JOHN: There's no criminal resolution or civil resolution that can adequately give, to use an unfortunate term, closure, or satisfactorily compensate, or make people whole for broken lives. It just can't be done. Talk to family who have lost someone, talk to [the badly disfigured] Joe Kinan, who is a remarkable soul, continuing as he does in the face of great difficulty. So the law is a very imperfect tool for making people whole and satisfied.
THAT SAID, IS THERE ANY COMPARABLE INCIDENT WHERE THERE WAS A BETTER RESOLUTION?
JOHN: Barnet Welansky, the owner of the Cocoanut Grove [site of the largest nightclub fire in US history], was held criminally liable, even though he wasn't even on the premises that night. [Great White tour manager] Dan Biechele, who physically threw the switch and wired the pyro, was charged criminally, pled, and served a prison sentence. But nothing in Great White happened without the say-so of Jack Russell. Where is he to answer for this?
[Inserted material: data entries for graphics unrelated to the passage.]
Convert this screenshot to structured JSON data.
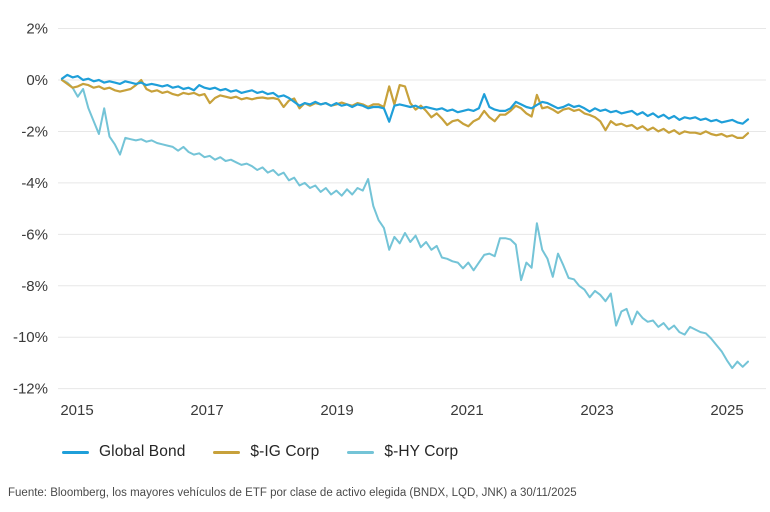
{
  "footer": {
    "text": "Fuente: Bloomberg, los mayores vehículos de ETF por clase de activo elegida (BNDX, LQD, JNK) a 30/11/2025"
  },
  "axes": {
    "y_ticks": [
      {
        "label": "2%",
        "value": 2
      },
      {
        "label": "0%",
        "value": 0
      },
      {
        "label": "-2%",
        "value": -2
      },
      {
        "label": "-4%",
        "value": -4
      },
      {
        "label": "-6%",
        "value": -6
      },
      {
        "label": "-8%",
        "value": -8
      },
      {
        "label": "-10%",
        "value": -10
      },
      {
        "label": "-12%",
        "value": -12
      }
    ],
    "x_ticks": [
      "2015",
      "2017",
      "2019",
      "2021",
      "2023",
      "2025"
    ]
  },
  "colors": {
    "grid": "#e7e7e7",
    "tick_text": "#3a3a3a",
    "global_bond": "#1f9fd9",
    "ig_corp": "#c7a13b",
    "hy_corp": "#74c4d7"
  },
  "chart_data": {
    "type": "line",
    "title": "",
    "xlabel": "",
    "ylabel": "",
    "x_start": "2015-01",
    "x_end": "2025-11",
    "x_frequency": "monthly",
    "ylim": [
      -12,
      2
    ],
    "y_unit": "%",
    "grid": "horizontal",
    "legend_position": "bottom",
    "series": [
      {
        "id": "global_bond",
        "name": "Global Bond",
        "color": "#1f9fd9",
        "values": [
          0.05,
          0.2,
          0.1,
          0.15,
          0.0,
          0.05,
          -0.05,
          0.0,
          -0.1,
          -0.05,
          -0.1,
          -0.15,
          -0.05,
          -0.1,
          -0.15,
          -0.1,
          -0.2,
          -0.15,
          -0.2,
          -0.25,
          -0.2,
          -0.3,
          -0.25,
          -0.35,
          -0.3,
          -0.4,
          -0.2,
          -0.3,
          -0.35,
          -0.3,
          -0.4,
          -0.35,
          -0.45,
          -0.4,
          -0.5,
          -0.45,
          -0.4,
          -0.5,
          -0.45,
          -0.55,
          -0.5,
          -0.65,
          -0.6,
          -0.7,
          -0.85,
          -1.0,
          -0.9,
          -0.95,
          -0.85,
          -0.95,
          -0.9,
          -1.0,
          -0.9,
          -1.0,
          -0.95,
          -1.05,
          -0.95,
          -1.0,
          -1.1,
          -1.05,
          -1.05,
          -1.1,
          -1.62,
          -1.0,
          -0.95,
          -1.0,
          -1.05,
          -1.0,
          -1.1,
          -1.05,
          -1.1,
          -1.15,
          -1.1,
          -1.2,
          -1.15,
          -1.25,
          -1.2,
          -1.15,
          -1.2,
          -1.1,
          -0.55,
          -1.05,
          -1.15,
          -1.2,
          -1.2,
          -1.1,
          -0.85,
          -0.95,
          -1.05,
          -1.1,
          -0.97,
          -0.85,
          -0.9,
          -1.0,
          -1.1,
          -1.05,
          -0.95,
          -1.05,
          -1.0,
          -1.1,
          -1.23,
          -1.1,
          -1.2,
          -1.15,
          -1.25,
          -1.2,
          -1.3,
          -1.25,
          -1.2,
          -1.35,
          -1.25,
          -1.4,
          -1.3,
          -1.45,
          -1.35,
          -1.5,
          -1.4,
          -1.55,
          -1.45,
          -1.5,
          -1.45,
          -1.55,
          -1.5,
          -1.6,
          -1.55,
          -1.65,
          -1.6,
          -1.55,
          -1.65,
          -1.7,
          -1.53
        ]
      },
      {
        "id": "ig_corp",
        "name": "$-IG Corp",
        "color": "#c7a13b",
        "values": [
          0.0,
          -0.15,
          -0.3,
          -0.25,
          -0.15,
          -0.2,
          -0.3,
          -0.25,
          -0.35,
          -0.3,
          -0.4,
          -0.45,
          -0.4,
          -0.35,
          -0.2,
          0.0,
          -0.35,
          -0.45,
          -0.4,
          -0.5,
          -0.45,
          -0.55,
          -0.6,
          -0.5,
          -0.55,
          -0.5,
          -0.6,
          -0.55,
          -0.9,
          -0.7,
          -0.6,
          -0.65,
          -0.7,
          -0.65,
          -0.75,
          -0.7,
          -0.75,
          -0.7,
          -0.68,
          -0.72,
          -0.7,
          -0.75,
          -1.05,
          -0.8,
          -0.72,
          -1.1,
          -0.9,
          -1.0,
          -0.9,
          -0.95,
          -0.9,
          -1.0,
          -0.95,
          -0.88,
          -0.95,
          -1.0,
          -0.9,
          -0.95,
          -1.05,
          -0.95,
          -0.95,
          -1.05,
          -0.25,
          -0.95,
          -0.2,
          -0.25,
          -0.9,
          -1.15,
          -1.0,
          -1.2,
          -1.45,
          -1.3,
          -1.5,
          -1.75,
          -1.6,
          -1.55,
          -1.7,
          -1.8,
          -1.6,
          -1.5,
          -1.2,
          -1.45,
          -1.6,
          -1.35,
          -1.35,
          -1.2,
          -1.0,
          -1.1,
          -1.3,
          -1.42,
          -0.58,
          -1.1,
          -1.05,
          -1.15,
          -1.28,
          -1.15,
          -1.1,
          -1.2,
          -1.15,
          -1.3,
          -1.36,
          -1.45,
          -1.6,
          -1.95,
          -1.6,
          -1.75,
          -1.7,
          -1.8,
          -1.75,
          -1.9,
          -1.8,
          -1.95,
          -1.85,
          -2.0,
          -1.9,
          -2.05,
          -1.95,
          -2.1,
          -2.0,
          -2.05,
          -2.05,
          -2.1,
          -2.0,
          -2.1,
          -2.15,
          -2.1,
          -2.2,
          -2.15,
          -2.25,
          -2.25,
          -2.07
        ]
      },
      {
        "id": "hy_corp",
        "name": "$-HY Corp",
        "color": "#74c4d7",
        "values": [
          0.0,
          -0.1,
          -0.3,
          -0.65,
          -0.35,
          -1.1,
          -1.6,
          -2.1,
          -1.1,
          -2.2,
          -2.5,
          -2.9,
          -2.25,
          -2.3,
          -2.35,
          -2.3,
          -2.4,
          -2.35,
          -2.45,
          -2.5,
          -2.55,
          -2.6,
          -2.75,
          -2.6,
          -2.8,
          -2.9,
          -2.85,
          -3.0,
          -2.95,
          -3.1,
          -3.0,
          -3.15,
          -3.1,
          -3.2,
          -3.3,
          -3.25,
          -3.35,
          -3.5,
          -3.4,
          -3.6,
          -3.5,
          -3.7,
          -3.6,
          -3.9,
          -3.8,
          -4.1,
          -4.0,
          -4.2,
          -4.1,
          -4.35,
          -4.2,
          -4.45,
          -4.3,
          -4.5,
          -4.25,
          -4.45,
          -4.2,
          -4.3,
          -3.85,
          -4.9,
          -5.45,
          -5.75,
          -6.6,
          -6.1,
          -6.35,
          -5.95,
          -6.3,
          -6.05,
          -6.5,
          -6.3,
          -6.6,
          -6.45,
          -6.9,
          -6.95,
          -7.05,
          -7.1,
          -7.32,
          -7.1,
          -7.4,
          -7.1,
          -6.8,
          -6.75,
          -6.85,
          -6.15,
          -6.15,
          -6.2,
          -6.4,
          -7.78,
          -7.1,
          -7.3,
          -5.57,
          -6.6,
          -6.95,
          -7.65,
          -6.75,
          -7.2,
          -7.7,
          -7.75,
          -8.0,
          -8.15,
          -8.45,
          -8.2,
          -8.35,
          -8.6,
          -8.3,
          -9.55,
          -9.0,
          -8.9,
          -9.5,
          -9.0,
          -9.25,
          -9.4,
          -9.35,
          -9.6,
          -9.45,
          -9.7,
          -9.55,
          -9.8,
          -9.9,
          -9.6,
          -9.7,
          -9.8,
          -9.85,
          -10.05,
          -10.3,
          -10.55,
          -10.9,
          -11.2,
          -10.95,
          -11.15,
          -10.95
        ]
      }
    ]
  }
}
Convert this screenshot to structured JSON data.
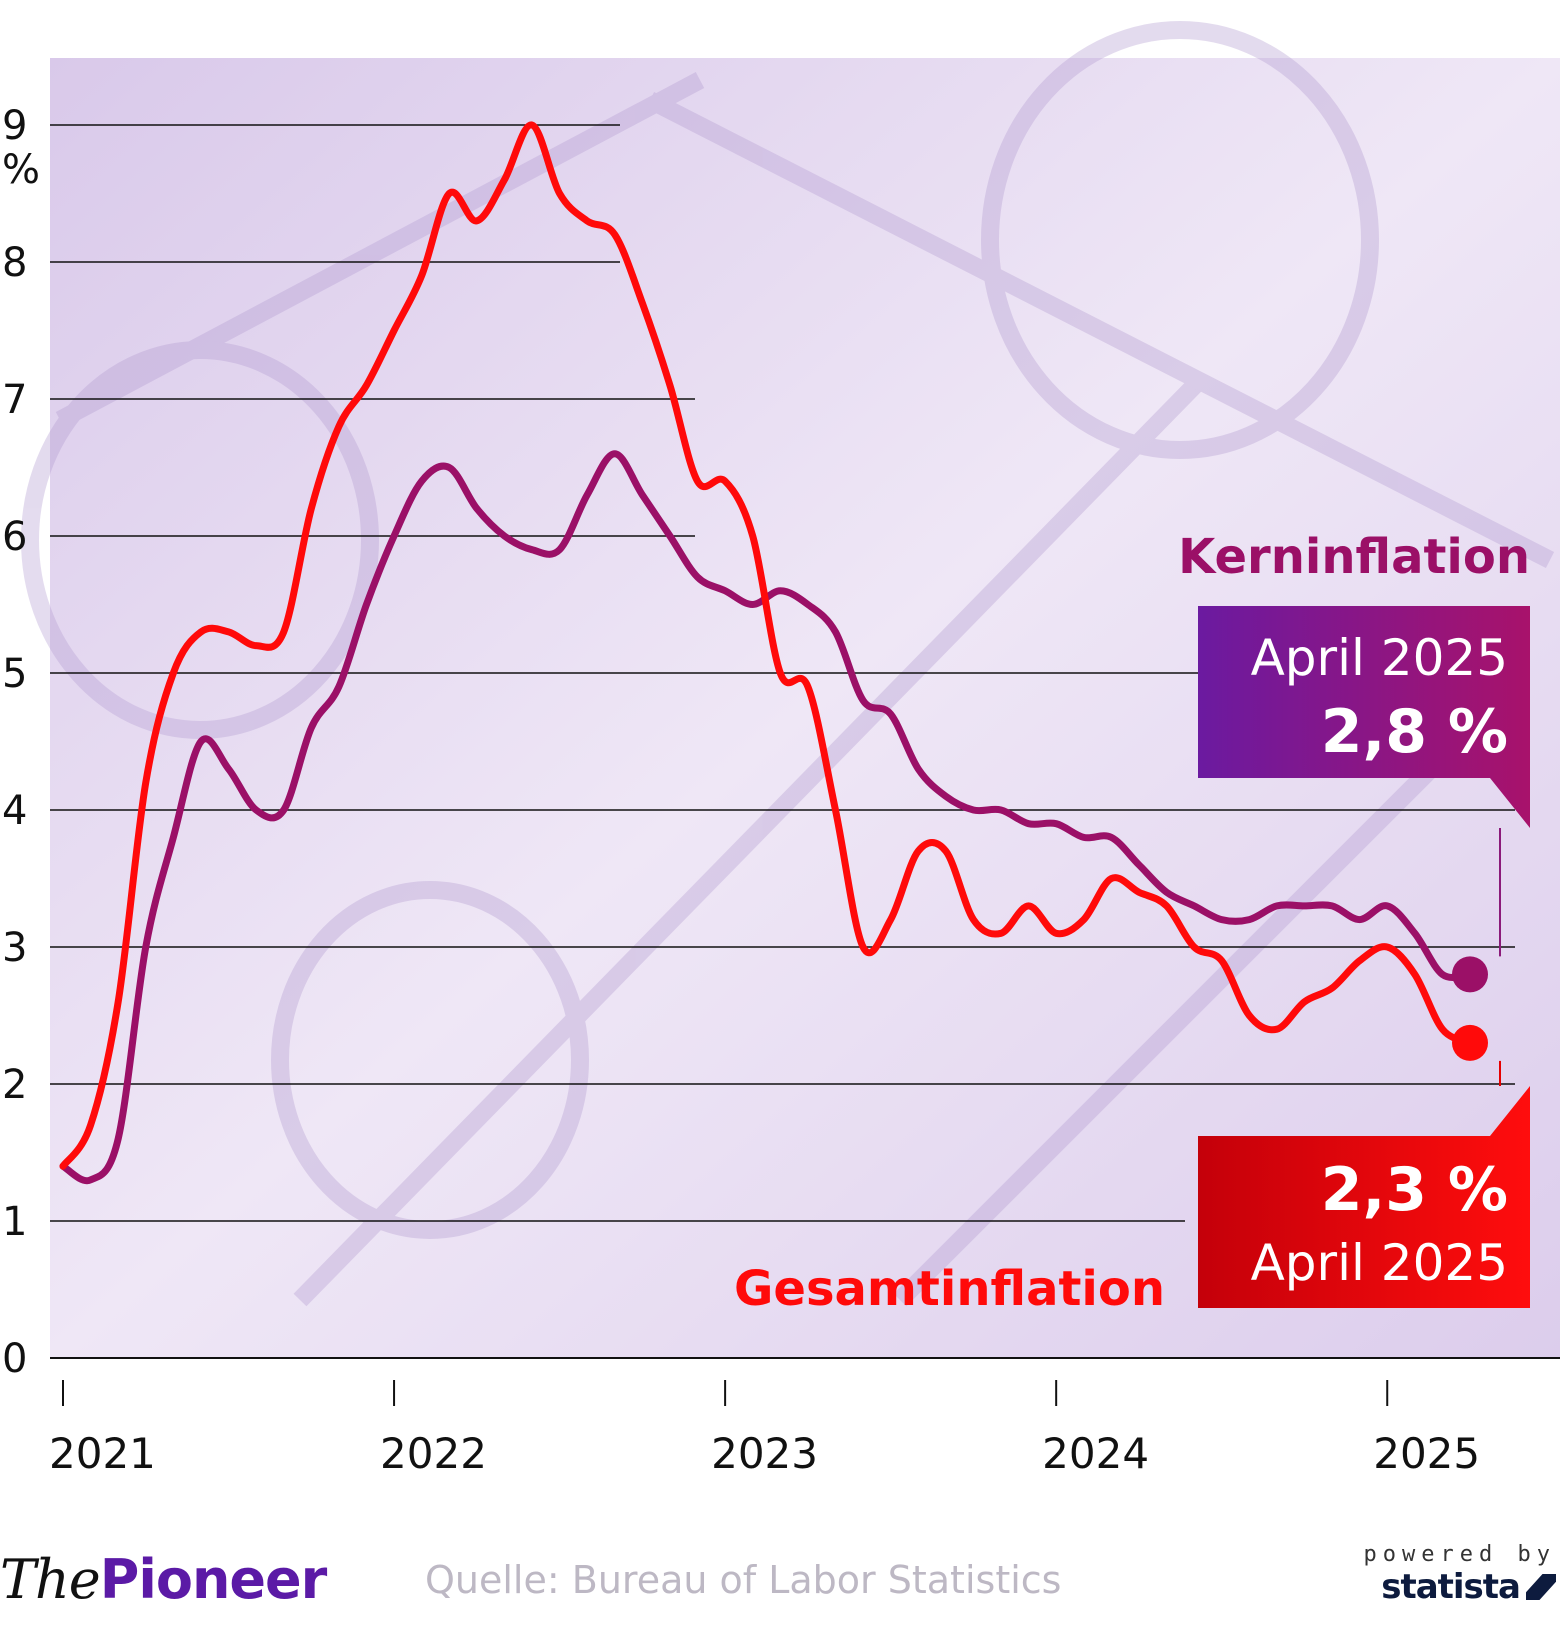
{
  "chart_data": {
    "type": "line",
    "title": "",
    "xlabel": "",
    "ylabel": "%",
    "ylim": [
      0,
      9
    ],
    "yticks": [
      "0",
      "1",
      "2",
      "3",
      "4",
      "5",
      "6",
      "7",
      "8",
      "9"
    ],
    "xticks": [
      "2021",
      "2022",
      "2023",
      "2024",
      "2025"
    ],
    "grid": true,
    "x": [
      "2021-01",
      "2021-02",
      "2021-03",
      "2021-04",
      "2021-05",
      "2021-06",
      "2021-07",
      "2021-08",
      "2021-09",
      "2021-10",
      "2021-11",
      "2021-12",
      "2022-01",
      "2022-02",
      "2022-03",
      "2022-04",
      "2022-05",
      "2022-06",
      "2022-07",
      "2022-08",
      "2022-09",
      "2022-10",
      "2022-11",
      "2022-12",
      "2023-01",
      "2023-02",
      "2023-03",
      "2023-04",
      "2023-05",
      "2023-06",
      "2023-07",
      "2023-08",
      "2023-09",
      "2023-10",
      "2023-11",
      "2023-12",
      "2024-01",
      "2024-02",
      "2024-03",
      "2024-04",
      "2024-05",
      "2024-06",
      "2024-07",
      "2024-08",
      "2024-09",
      "2024-10",
      "2024-11",
      "2024-12",
      "2025-01",
      "2025-02",
      "2025-03",
      "2025-04"
    ],
    "series": [
      {
        "name": "Gesamtinflation",
        "color": "#ff0a0a",
        "values": [
          1.4,
          1.7,
          2.6,
          4.2,
          5.0,
          5.3,
          5.3,
          5.2,
          5.3,
          6.2,
          6.8,
          7.1,
          7.5,
          7.9,
          8.5,
          8.3,
          8.6,
          9.0,
          8.5,
          8.3,
          8.2,
          7.7,
          7.1,
          6.4,
          6.4,
          6.0,
          5.0,
          4.9,
          4.0,
          3.0,
          3.2,
          3.7,
          3.7,
          3.2,
          3.1,
          3.3,
          3.1,
          3.2,
          3.5,
          3.4,
          3.3,
          3.0,
          2.9,
          2.5,
          2.4,
          2.6,
          2.7,
          2.9,
          3.0,
          2.8,
          2.4,
          2.3
        ]
      },
      {
        "name": "Kerninflation",
        "color": "#9b1067",
        "values": [
          1.4,
          1.3,
          1.6,
          3.0,
          3.8,
          4.5,
          4.3,
          4.0,
          4.0,
          4.6,
          4.9,
          5.5,
          6.0,
          6.4,
          6.5,
          6.2,
          6.0,
          5.9,
          5.9,
          6.3,
          6.6,
          6.3,
          6.0,
          5.7,
          5.6,
          5.5,
          5.6,
          5.5,
          5.3,
          4.8,
          4.7,
          4.3,
          4.1,
          4.0,
          4.0,
          3.9,
          3.9,
          3.8,
          3.8,
          3.6,
          3.4,
          3.3,
          3.2,
          3.2,
          3.3,
          3.3,
          3.3,
          3.2,
          3.3,
          3.1,
          2.8,
          2.8
        ]
      }
    ],
    "callouts": [
      {
        "series": "Kerninflation",
        "date": "April 2025",
        "value": "2,8 %",
        "color": "#8b1a7a"
      },
      {
        "series": "Gesamtinflation",
        "date": "April 2025",
        "value": "2,3 %",
        "color": "#e60000"
      }
    ]
  },
  "footer": {
    "brand_the": "The",
    "brand_pioneer": "Pioneer",
    "source": "Quelle: Bureau of Labor Statistics",
    "powered_by": "powered by",
    "statista": "statista"
  },
  "colors": {
    "background_tint": "#e9e0f2",
    "grid": "#111111"
  }
}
It was a less-than-perfect result.
BEYOND THE TECHNICAL ERRORS, WHAT WERE THE ROOT CAUSES OF THE FIRE? GREED?
JOHN: Money.
GINA: It ruled it.
JOHN: It all comes down to greed.
GINA: Buying the cheap foam. Overselling the club. Everything they did — it just blows my mind that they're supposed to be educated men. I don't mean that they woke up that morning and said, "Let's go ruin hundreds of lives." I don't believe that. The only one I believe is remorseful is Dan Biechele.